Everyone was staring at her and God was talking about earthquakes. Had her heart ever beat so quickly? She needed to say something. Her mouth hung open. “I promise not to do that. I mean, I wouldn’t want to do that anyway. I just—”
“I don’t feel safe!” a brand new voice shouted, contributing nothing positive to the conversation.
“I’m not doing anything!” Jessica demanded. She turned her gaze to Gershwin. “Seriously, I’m not going to say anything. I promise I won’t ever speak.”
“My parents aren’t paying thousands of dollars for me to take classes under an oppressive religious regime,” cool guy said, standing, grabbing his backpack and heading through a gauntlet of legs until he reached the aisle and headed for the door.
Gershwin stared at him incredulously until he was through the double doors of the auditorium, at which point she shot Jessica an accusatory glare.

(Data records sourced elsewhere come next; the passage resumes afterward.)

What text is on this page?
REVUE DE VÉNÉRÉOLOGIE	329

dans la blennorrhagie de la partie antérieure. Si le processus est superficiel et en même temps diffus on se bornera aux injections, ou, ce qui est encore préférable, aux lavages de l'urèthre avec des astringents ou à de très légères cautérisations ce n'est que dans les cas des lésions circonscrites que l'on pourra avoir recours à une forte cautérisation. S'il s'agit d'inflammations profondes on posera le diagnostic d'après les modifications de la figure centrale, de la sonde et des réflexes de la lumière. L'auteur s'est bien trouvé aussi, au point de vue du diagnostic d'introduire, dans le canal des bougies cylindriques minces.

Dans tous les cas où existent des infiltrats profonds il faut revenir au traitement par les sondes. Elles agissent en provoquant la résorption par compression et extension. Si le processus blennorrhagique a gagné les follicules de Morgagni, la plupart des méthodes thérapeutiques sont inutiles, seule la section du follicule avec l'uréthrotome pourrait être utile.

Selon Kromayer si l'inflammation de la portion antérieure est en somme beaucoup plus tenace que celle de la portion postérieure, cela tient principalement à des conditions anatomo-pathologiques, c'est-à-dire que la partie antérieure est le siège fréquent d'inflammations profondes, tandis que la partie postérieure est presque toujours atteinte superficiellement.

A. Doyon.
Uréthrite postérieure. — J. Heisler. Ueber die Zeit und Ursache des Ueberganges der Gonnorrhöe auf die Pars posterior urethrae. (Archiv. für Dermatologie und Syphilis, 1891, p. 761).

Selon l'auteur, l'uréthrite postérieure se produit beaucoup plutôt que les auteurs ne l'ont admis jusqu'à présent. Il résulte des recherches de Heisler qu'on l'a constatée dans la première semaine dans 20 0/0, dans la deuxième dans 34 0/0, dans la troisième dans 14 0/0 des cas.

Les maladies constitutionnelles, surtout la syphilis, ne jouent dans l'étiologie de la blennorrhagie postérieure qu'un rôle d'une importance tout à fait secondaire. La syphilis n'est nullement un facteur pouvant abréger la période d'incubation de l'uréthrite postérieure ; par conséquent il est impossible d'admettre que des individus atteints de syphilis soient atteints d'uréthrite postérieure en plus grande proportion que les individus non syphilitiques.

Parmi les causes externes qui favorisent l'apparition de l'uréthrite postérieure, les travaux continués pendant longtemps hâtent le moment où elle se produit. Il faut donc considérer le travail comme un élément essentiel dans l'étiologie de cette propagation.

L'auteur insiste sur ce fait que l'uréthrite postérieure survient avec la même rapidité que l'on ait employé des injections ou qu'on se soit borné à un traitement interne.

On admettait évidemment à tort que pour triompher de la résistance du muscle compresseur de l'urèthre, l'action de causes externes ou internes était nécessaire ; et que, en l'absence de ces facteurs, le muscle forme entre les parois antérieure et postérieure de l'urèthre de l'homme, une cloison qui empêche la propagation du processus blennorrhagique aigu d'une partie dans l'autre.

“If my parents knew I was enrolled in a godless class like this with the Antichrist herself …” Lucas said, neglecting to actually state what his parents might do if they knew. Maybe it was unfathomable. Jess hoped it was something involving a spanking or beating.
He stood, grabbed his things, and also left the classroom with Annabel only a step behind him.
As Jessica watching them go, not sorry to be rid of them, but knowing it was only the first rumbles of an avalanche, she caught sight of the girl next to her from the corner of her eye and turned her full attention toward the sex philosopher. The girl cradled her tablet to her chest like it was her baby.
“I’m not gonna bite,” Jess spat quietly.
The girl stood up, grabbed her oversized purse and left the classroom.
“You’ll be hearing from my parents,” shouted a skinny brunette girl as she packed up and walked out, holding her chin high as the lower half-moons of her ass peeked from the bottom of her shorts.
Jessica didn’t have a clue whether the girl was offended because she was religious or because she wasn’t religious. Maybe it didn’t matter.
Students were grumbling and packing up their things by the dozens before long, and when a giant student in the row in front of her made to leave, mumbling about stupid white people, she had half a mind to see if she couldn’t sneak out behind him without anyone noticing.
Except
she knew at least one person would notice: Courtney. The girl hadn’t moved from her spot or taken her eyes off of Jessica during the exodus, even as Gershwin plopped down in the chair at her desk and braced her head in her hands.
When no more than a few dozen students remained—a number that seemed staggeringly high to Jessica and might have restored her faith in humanity a shade, except, oh wait, hundreds of students had just left class to protest her existence—Gershwin looked up again, presumably notified by the lack of footsteps that it was safe to proceed. Her eyes traveled over the scarcity of students, and she sighed. “Screw it. Class dismissed. Get out of here. Please.”
There was no recovering her dignity or saving face; Jess knew how to read the writing on the wall by this point. But she also knew what she had to do.
She waited until the classroom was empty. Courtney had taken her sweet time gathering up her things and smugly sauntering out of the classroom. But once she was gone, Jessica made her way down to where Gershwin had her head down on her desk.
“Ms. Gershwin?”
The graduate student looked up. Poor thing looked new to failure.
“I’m really sorry. I didn’t want any of that to happen. I tried to stay quiet and keep to myself. If Courtney—”
“Just go.”
“Huh?” The teacher’s words felt like a sharp jab to Jessica’s windpipe.
“Please, Jessica. Just go.”
Jess turned and headed out of the classroom.
If someone issues an apology but no one’s around to care, does it count?
* * *
“Trust me,” Chris said, handing Jessica his phone with the number already queued up. “Wendy will know what to do to smooth over the philosophy thing. Just call her.”